Along with the letters are my photos of my early years in China, and the letter writers as they looked in and around 1988. A 12 minute DVD shows what I put into the archive, and why. The book I published in 2006, "Memoirs of a Middle-aged Hummingbird," has a place of honor in the archive, as does a digital Chinese translation of the book. Hopefully with more to come from others among the letter writers, one Chinese friend sent me all my letters to him that he had saved.

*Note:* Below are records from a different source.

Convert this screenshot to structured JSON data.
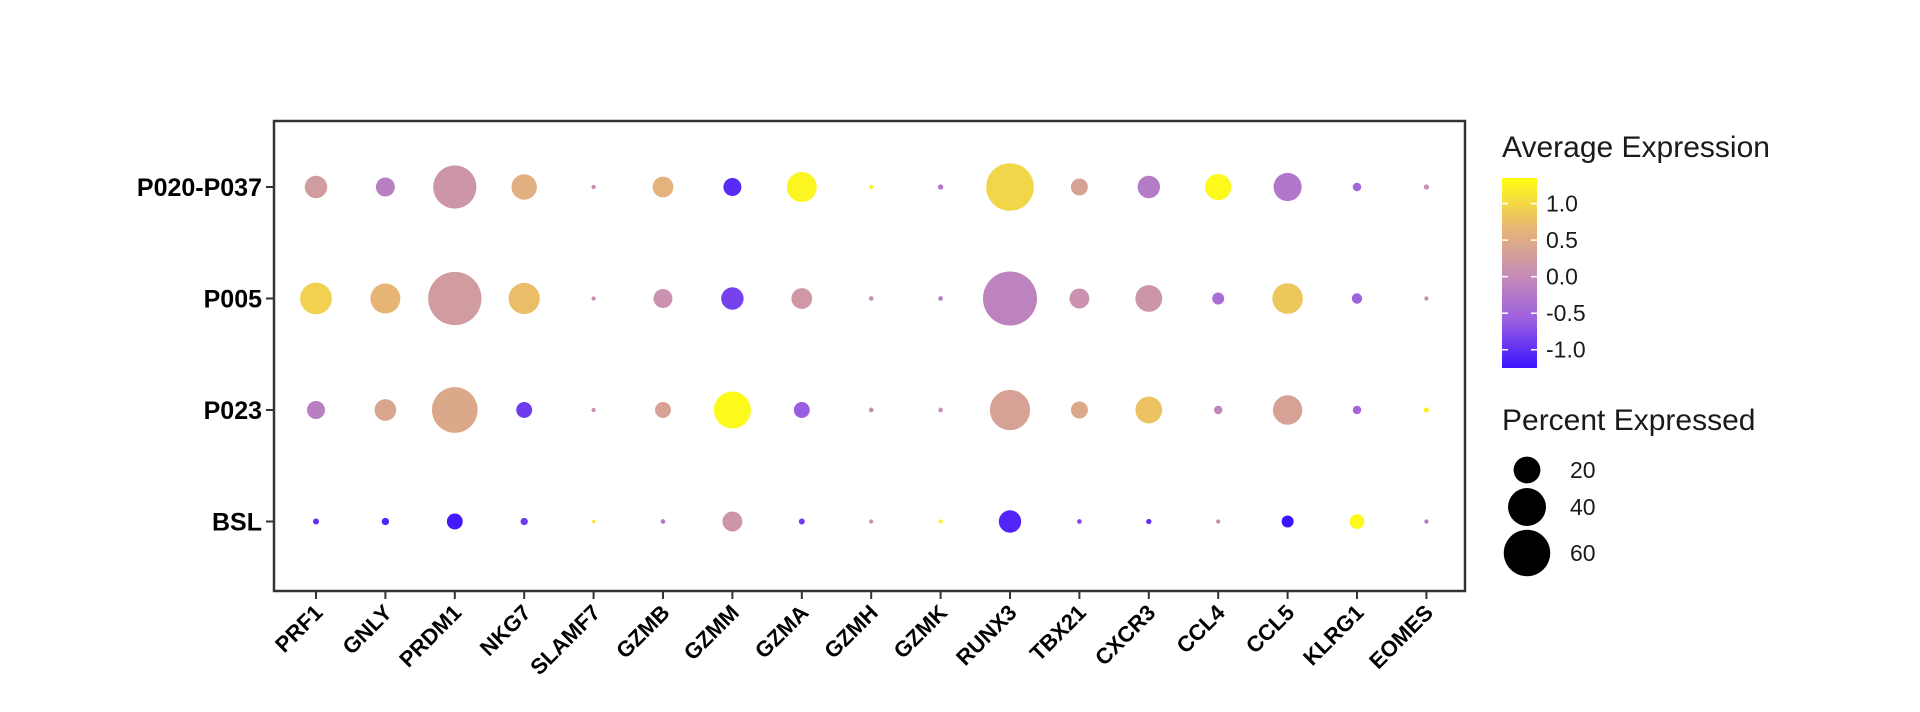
{
  "chart_data": {
    "type": "dot",
    "categories_x": [
      "PRF1",
      "GNLY",
      "PRDM1",
      "NKG7",
      "SLAMF7",
      "GZMB",
      "GZMM",
      "GZMA",
      "GZMH",
      "GZMK",
      "RUNX3",
      "TBX21",
      "CXCR3",
      "CCL4",
      "CCL5",
      "KLRG1",
      "EOMES"
    ],
    "categories_y": [
      "P020-P037",
      "P005",
      "P023",
      "BSL"
    ],
    "color_legend": {
      "title": "Average Expression",
      "ticks": [
        "1.0",
        "0.5",
        "0.0",
        "-0.5",
        "-1.0"
      ],
      "tick_values": [
        1.0,
        0.5,
        0.0,
        -0.5,
        -1.0
      ],
      "range": [
        -1.25,
        1.35
      ],
      "colors": {
        "low": "#3b14ff",
        "mid": "#c78fb4",
        "high": "#ffff14"
      }
    },
    "size_legend": {
      "title": "Percent Expressed",
      "values": [
        20,
        40,
        60
      ],
      "labels": [
        "20",
        "40",
        "60"
      ]
    },
    "series": [
      {
        "name": "P020-P037",
        "pct": [
          14,
          10,
          52,
          18,
          0.5,
          12,
          9,
          25,
          0.5,
          0.8,
          63,
          8,
          14,
          19,
          22,
          2,
          0.8
        ],
        "expr": [
          0.2,
          -0.2,
          0.1,
          0.5,
          0.0,
          0.55,
          -1.05,
          1.25,
          1.2,
          -0.3,
          0.95,
          0.3,
          -0.25,
          1.3,
          -0.3,
          -0.5,
          0.0
        ]
      },
      {
        "name": "P005",
        "pct": [
          28,
          25,
          79,
          27,
          0.5,
          10,
          14,
          12,
          0.6,
          0.6,
          81,
          11,
          20,
          4,
          26,
          3,
          0.5
        ],
        "expr": [
          0.9,
          0.6,
          0.2,
          0.7,
          0.0,
          0.05,
          -0.85,
          0.15,
          0.0,
          -0.2,
          -0.15,
          0.05,
          0.1,
          -0.4,
          0.8,
          -0.55,
          0.0
        ]
      },
      {
        "name": "P023",
        "pct": [
          9,
          13,
          58,
          7,
          0.5,
          7,
          38,
          7,
          0.6,
          0.6,
          45,
          8,
          20,
          2,
          24,
          2,
          0.8
        ],
        "expr": [
          -0.2,
          0.35,
          0.4,
          -0.9,
          0.0,
          0.3,
          1.3,
          -0.6,
          0.0,
          0.0,
          0.3,
          0.4,
          0.75,
          -0.1,
          0.3,
          -0.5,
          1.2
        ]
      },
      {
        "name": "BSL",
        "pct": [
          1,
          1.5,
          7,
          1.5,
          0.3,
          0.6,
          11,
          1,
          0.5,
          0.5,
          14,
          0.6,
          0.8,
          0.5,
          4,
          6,
          0.5
        ],
        "expr": [
          -1.0,
          -1.1,
          -1.2,
          -0.9,
          1.1,
          -0.3,
          0.1,
          -0.9,
          0.0,
          1.25,
          -1.1,
          -0.8,
          -1.0,
          0.0,
          -1.25,
          1.3,
          -0.3
        ]
      }
    ],
    "grid": false,
    "legend_position": "right"
  }
}
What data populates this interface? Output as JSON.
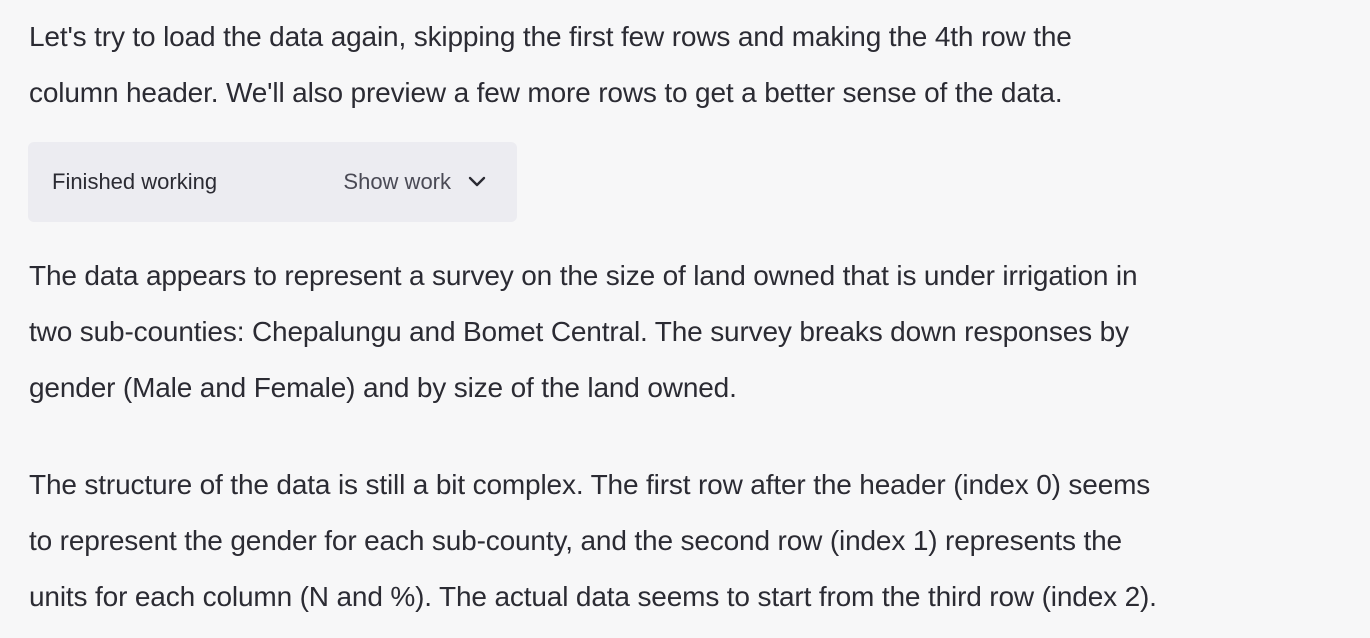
{
  "intro": {
    "lines": [
      "Let's try to load the data again, skipping the first few rows and making the 4th row the",
      "column header. We'll also preview a few more rows to get a better sense of the data."
    ]
  },
  "work_panel": {
    "status": "Finished working",
    "toggle_label": "Show work",
    "toggle_icon": "chevron-down-icon"
  },
  "summary": {
    "lines": [
      "The data appears to represent a survey on the size of land owned that is under irrigation in",
      "two sub-counties: Chepalungu and Bomet Central. The survey breaks down responses by",
      "gender (Male and Female) and by size of the land owned."
    ]
  },
  "structure_note": {
    "lines": [
      "The structure of the data is still a bit complex. The first row after the header (index 0) seems",
      "to represent the gender for each sub-county, and the second row (index 1) represents the",
      "units for each column (N and %). The actual data seems to start from the third row (index 2)."
    ]
  }
}
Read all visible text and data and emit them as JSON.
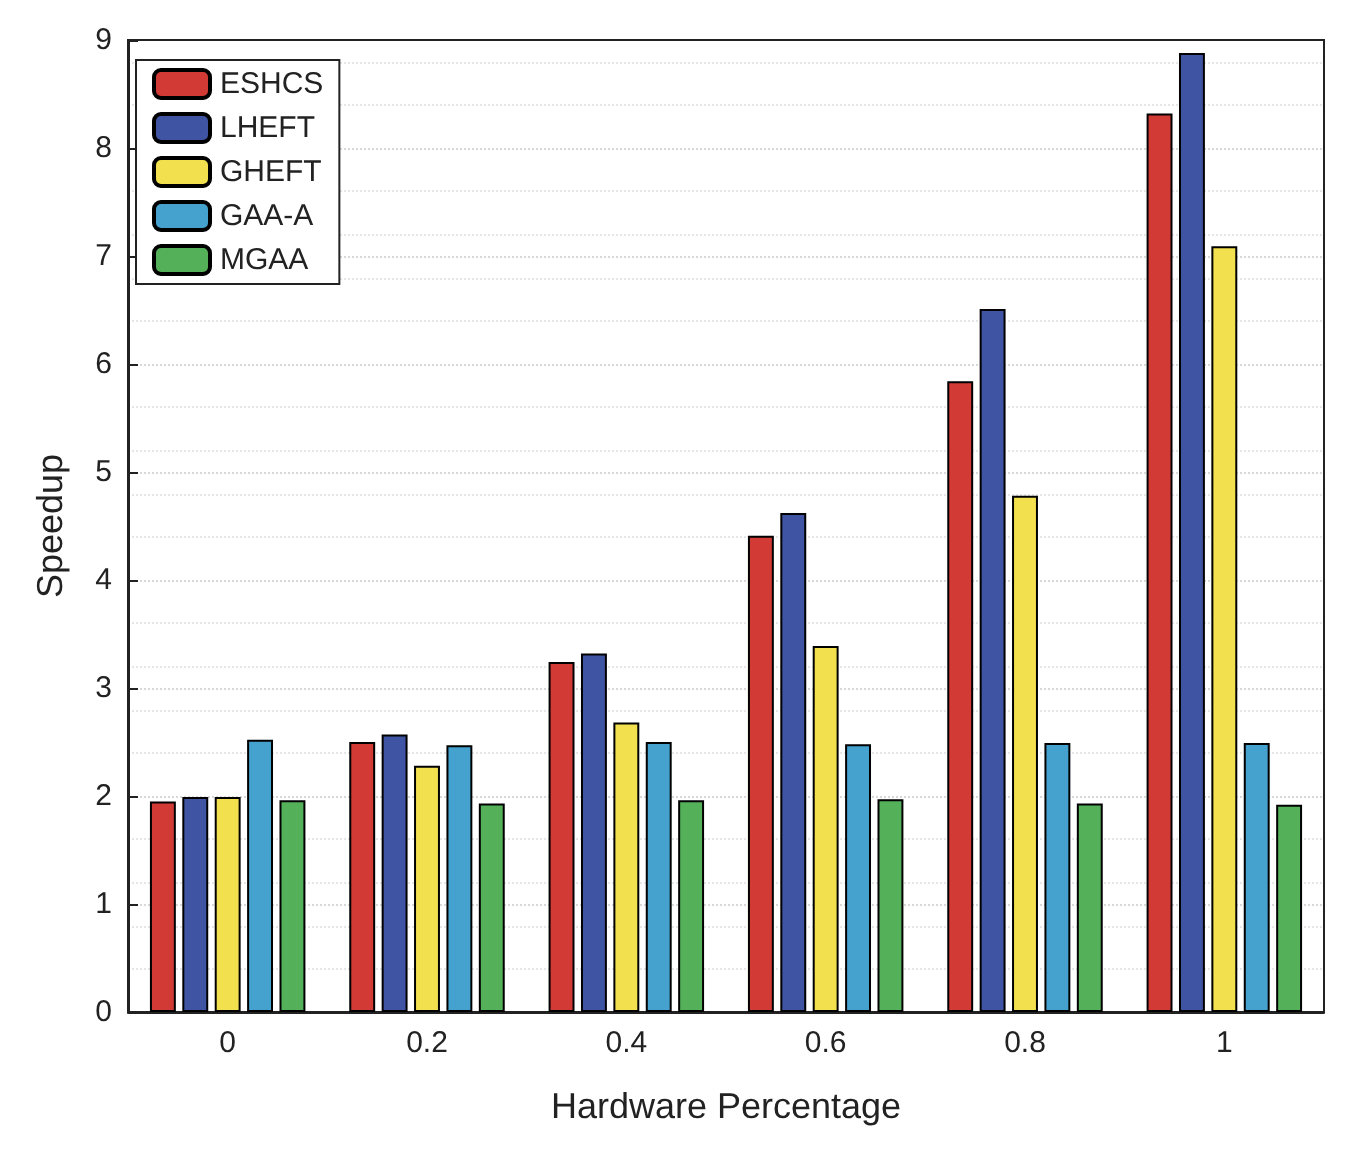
{
  "chart_data": {
    "type": "bar",
    "xlabel": "Hardware Percentage",
    "ylabel": "Speedup",
    "categories": [
      "0",
      "0.2",
      "0.4",
      "0.6",
      "0.8",
      "1"
    ],
    "series": [
      {
        "name": "ESHCS",
        "color": "#d23a35",
        "values": [
          1.95,
          2.5,
          3.24,
          4.41,
          5.84,
          8.32
        ]
      },
      {
        "name": "LHEFT",
        "color": "#3f54a3",
        "values": [
          1.99,
          2.57,
          3.32,
          4.62,
          6.51,
          8.88
        ]
      },
      {
        "name": "GHEFT",
        "color": "#f2e04f",
        "values": [
          1.99,
          2.28,
          2.68,
          3.39,
          4.78,
          7.09
        ]
      },
      {
        "name": "GAA-A",
        "color": "#45a2cf",
        "values": [
          2.52,
          2.47,
          2.5,
          2.48,
          2.49,
          2.49
        ]
      },
      {
        "name": "MGAA",
        "color": "#55b05a",
        "values": [
          1.96,
          1.93,
          1.96,
          1.97,
          1.93,
          1.92
        ]
      }
    ],
    "ylim": [
      0,
      9
    ],
    "yticks": [
      0,
      1,
      2,
      3,
      4,
      5,
      6,
      7,
      8,
      9
    ],
    "grid": true,
    "legend": "top left"
  }
}
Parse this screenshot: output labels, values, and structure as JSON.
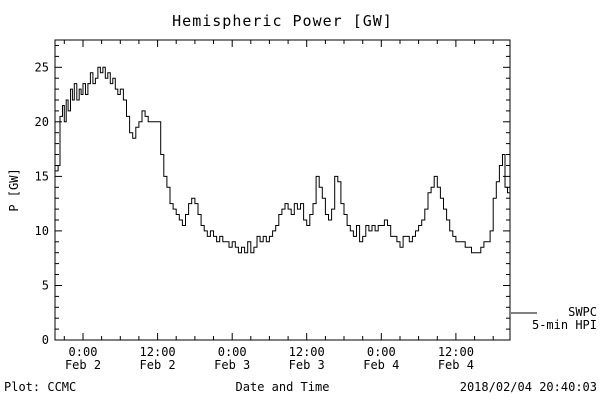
{
  "title": "Hemispheric Power [GW]",
  "footer": {
    "left": "Plot: CCMC",
    "right": "2018/02/04 20:40:03"
  },
  "legend": {
    "line1": "SWPC",
    "line2": "5-min HPI"
  },
  "colors": {
    "foreground": "#000000",
    "background": "#ffffff"
  },
  "chart_data": {
    "type": "line",
    "title": "Hemispheric Power [GW]",
    "xlabel": "Date and Time",
    "ylabel": "P [GW]",
    "ylim": [
      0,
      27.5
    ],
    "xlim_hours": [
      -4.5,
      68.7
    ],
    "x_unit": "hours since 2018-02-02 00:00",
    "grid": false,
    "step_interpolation": true,
    "legend_position": "right-bottom-outside",
    "x_major_ticks": [
      {
        "t": 0,
        "time": "0:00",
        "date": "Feb 2"
      },
      {
        "t": 12,
        "time": "12:00",
        "date": "Feb 2"
      },
      {
        "t": 24,
        "time": "0:00",
        "date": "Feb 3"
      },
      {
        "t": 36,
        "time": "12:00",
        "date": "Feb 3"
      },
      {
        "t": 48,
        "time": "0:00",
        "date": "Feb 4"
      },
      {
        "t": 60,
        "time": "12:00",
        "date": "Feb 4"
      }
    ],
    "y_major_ticks": [
      0,
      5,
      10,
      15,
      20,
      25
    ],
    "x_minor_step_hours": 3,
    "y_minor_step": 1,
    "series": [
      {
        "name": "SWPC 5-min HPI",
        "color": "#000000",
        "points": [
          [
            -4.5,
            15.5
          ],
          [
            -4,
            16
          ],
          [
            -3.7,
            20.5
          ],
          [
            -3.3,
            21.5
          ],
          [
            -3,
            20
          ],
          [
            -2.7,
            22
          ],
          [
            -2.4,
            21
          ],
          [
            -2,
            23
          ],
          [
            -1.7,
            22
          ],
          [
            -1.4,
            23.5
          ],
          [
            -1,
            22
          ],
          [
            -0.6,
            23
          ],
          [
            -0.3,
            22.5
          ],
          [
            0,
            23.5
          ],
          [
            0.4,
            22.5
          ],
          [
            0.8,
            23.5
          ],
          [
            1.2,
            24.5
          ],
          [
            1.6,
            23.5
          ],
          [
            2,
            24
          ],
          [
            2.4,
            25
          ],
          [
            2.8,
            24.5
          ],
          [
            3.2,
            25
          ],
          [
            3.6,
            24
          ],
          [
            4,
            24.5
          ],
          [
            4.4,
            23.5
          ],
          [
            4.8,
            24
          ],
          [
            5.2,
            23
          ],
          [
            5.6,
            22.5
          ],
          [
            6,
            23
          ],
          [
            6.5,
            22
          ],
          [
            7,
            20.5
          ],
          [
            7.5,
            19
          ],
          [
            8,
            18.5
          ],
          [
            8.5,
            19.5
          ],
          [
            9,
            20
          ],
          [
            9.5,
            21
          ],
          [
            10,
            20.5
          ],
          [
            10.5,
            20
          ],
          [
            11,
            20
          ],
          [
            11.5,
            20
          ],
          [
            12,
            20
          ],
          [
            12.5,
            17
          ],
          [
            13,
            15
          ],
          [
            13.5,
            14
          ],
          [
            14,
            12.5
          ],
          [
            14.5,
            12
          ],
          [
            15,
            11.5
          ],
          [
            15.5,
            11
          ],
          [
            16,
            10.5
          ],
          [
            16.5,
            11.5
          ],
          [
            17,
            12.5
          ],
          [
            17.5,
            13
          ],
          [
            18,
            12.5
          ],
          [
            18.5,
            11.5
          ],
          [
            19,
            10.5
          ],
          [
            19.5,
            10
          ],
          [
            20,
            9.5
          ],
          [
            20.5,
            10
          ],
          [
            21,
            9.5
          ],
          [
            21.5,
            9
          ],
          [
            22,
            9.5
          ],
          [
            22.5,
            9
          ],
          [
            23,
            9
          ],
          [
            23.5,
            8.5
          ],
          [
            24,
            9
          ],
          [
            24.5,
            8.5
          ],
          [
            25,
            8
          ],
          [
            25.5,
            8.5
          ],
          [
            26,
            8
          ],
          [
            26.5,
            9
          ],
          [
            27,
            8
          ],
          [
            27.5,
            8.5
          ],
          [
            28,
            9.5
          ],
          [
            28.5,
            9
          ],
          [
            29,
            9.5
          ],
          [
            29.5,
            9
          ],
          [
            30,
            9.5
          ],
          [
            30.5,
            10
          ],
          [
            31,
            10.5
          ],
          [
            31.5,
            11.5
          ],
          [
            32,
            12
          ],
          [
            32.5,
            12.5
          ],
          [
            33,
            12
          ],
          [
            33.5,
            11.5
          ],
          [
            34,
            12.5
          ],
          [
            34.5,
            12
          ],
          [
            35,
            12.5
          ],
          [
            35.5,
            11
          ],
          [
            36,
            10.5
          ],
          [
            36.5,
            11.5
          ],
          [
            37,
            12.5
          ],
          [
            37.5,
            15
          ],
          [
            38,
            14
          ],
          [
            38.5,
            13
          ],
          [
            39,
            11.5
          ],
          [
            39.5,
            11
          ],
          [
            40,
            12
          ],
          [
            40.5,
            15
          ],
          [
            41,
            14.5
          ],
          [
            41.5,
            12.5
          ],
          [
            42,
            11.5
          ],
          [
            42.5,
            10.5
          ],
          [
            43,
            10
          ],
          [
            43.5,
            9.5
          ],
          [
            44,
            10.5
          ],
          [
            44.5,
            9
          ],
          [
            45,
            9.5
          ],
          [
            45.5,
            10.5
          ],
          [
            46,
            10
          ],
          [
            46.5,
            10.5
          ],
          [
            47,
            10
          ],
          [
            47.5,
            10.5
          ],
          [
            48,
            10.5
          ],
          [
            48.5,
            11
          ],
          [
            49,
            10.5
          ],
          [
            49.5,
            9.5
          ],
          [
            50,
            9.5
          ],
          [
            50.5,
            9
          ],
          [
            51,
            8.5
          ],
          [
            51.5,
            9.5
          ],
          [
            52,
            9.5
          ],
          [
            52.5,
            9
          ],
          [
            53,
            9.5
          ],
          [
            53.5,
            10
          ],
          [
            54,
            10.5
          ],
          [
            54.5,
            11
          ],
          [
            55,
            12
          ],
          [
            55.5,
            13.5
          ],
          [
            56,
            14
          ],
          [
            56.5,
            15
          ],
          [
            57,
            14
          ],
          [
            57.5,
            13
          ],
          [
            58,
            12
          ],
          [
            58.5,
            11
          ],
          [
            59,
            10
          ],
          [
            59.5,
            9.5
          ],
          [
            60,
            9
          ],
          [
            60.5,
            9
          ],
          [
            61,
            9
          ],
          [
            61.5,
            8.5
          ],
          [
            62,
            8.5
          ],
          [
            62.5,
            8
          ],
          [
            63,
            8
          ],
          [
            63.5,
            8
          ],
          [
            64,
            8.5
          ],
          [
            64.5,
            9
          ],
          [
            65,
            9
          ],
          [
            65.5,
            10
          ],
          [
            66,
            13
          ],
          [
            66.5,
            14.5
          ],
          [
            67,
            16
          ],
          [
            67.5,
            17
          ],
          [
            67.9,
            14
          ],
          [
            68.3,
            13.5
          ],
          [
            68.6,
            13.5
          ]
        ]
      }
    ]
  }
}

I made copies of only a few of the letters among the hundreds to keep as personal mementos. What struck me again was how much each letter was like a visit with the person — just the two of us together. Although I couldn't read all the letters beforehand, I did touch each one individually before it went into the carton. As the clerk carried the boxes to his waiting truck, I felt a sudden, swift pang of loss. However, some things are too important to keep to oneself. I am grateful these letters, and mine to them, nurtured our relationships way before computers and cheap phone calls made keeping in touch easier.

I particularly like the fact that I will not know who will read these letters, or how what I and my friends wrote will move researchers to a deeper understanding of the China of those years by those who experienced it. And, the letters preserve for posterity the fast-disappearing art of letter writing.